The other two organizations expressed satisfaction with the collaboration. Matthew Borg , from the Alliance Against Poverty, said that as an alliance they believe that the discourse on poverty needs to change a little. They also believe that in Malta, as in the rest of the world, there is enough for everyone to live in dignity. He said it meant wanting to spur political and scientific zeal for serious reform. According to him, progressive and bold reforms must be carried out between the government, the private sector and the poor (or whoever represents him). He added that inclusion and reduction of inequality pave the way for a strong, efficient, productive and sustainable economy.
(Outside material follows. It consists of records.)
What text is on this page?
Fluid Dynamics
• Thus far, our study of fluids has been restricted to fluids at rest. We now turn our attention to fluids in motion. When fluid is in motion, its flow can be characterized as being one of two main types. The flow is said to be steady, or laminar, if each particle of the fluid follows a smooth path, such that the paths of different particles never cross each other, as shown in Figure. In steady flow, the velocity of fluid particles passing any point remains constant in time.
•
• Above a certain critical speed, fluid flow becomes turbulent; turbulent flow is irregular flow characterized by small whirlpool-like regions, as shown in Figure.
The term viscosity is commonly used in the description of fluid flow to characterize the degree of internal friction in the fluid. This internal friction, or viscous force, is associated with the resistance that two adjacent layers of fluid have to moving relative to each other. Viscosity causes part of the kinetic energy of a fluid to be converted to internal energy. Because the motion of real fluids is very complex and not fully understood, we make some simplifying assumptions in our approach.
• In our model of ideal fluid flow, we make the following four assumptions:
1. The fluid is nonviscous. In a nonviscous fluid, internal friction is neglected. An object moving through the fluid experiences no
He concluded by saying that there will be a clearer picture once the study is completed and presented to the appropriate bodies, while inviting policy makers, the private sector and all partners to come forward.

“Work itself, we believe, is a very positive thing”.

Andre Callus from the Graffiti Movement said that they are very excited about this study and believe that the joint work between the largest trade union in Malta, representing thousands of workers, and two organizations working in the field of social justice is something important and can really produce positive things. Explain how often the yardstick used to understand how well a country is doing or not doing is the yardstick of economic growth. While he said this is important and should be there, he argued that other rules are also needed. “We cannot rely on this line alone. We need to understand people’s lives in practice. We believe and see that there are thousands of people in Malta, many of them workers and their families, who although they may have a job and are not living in poverty in the sense that they are not on the streets, nevertheless. A study has been launched to define and calculate what is Living Income.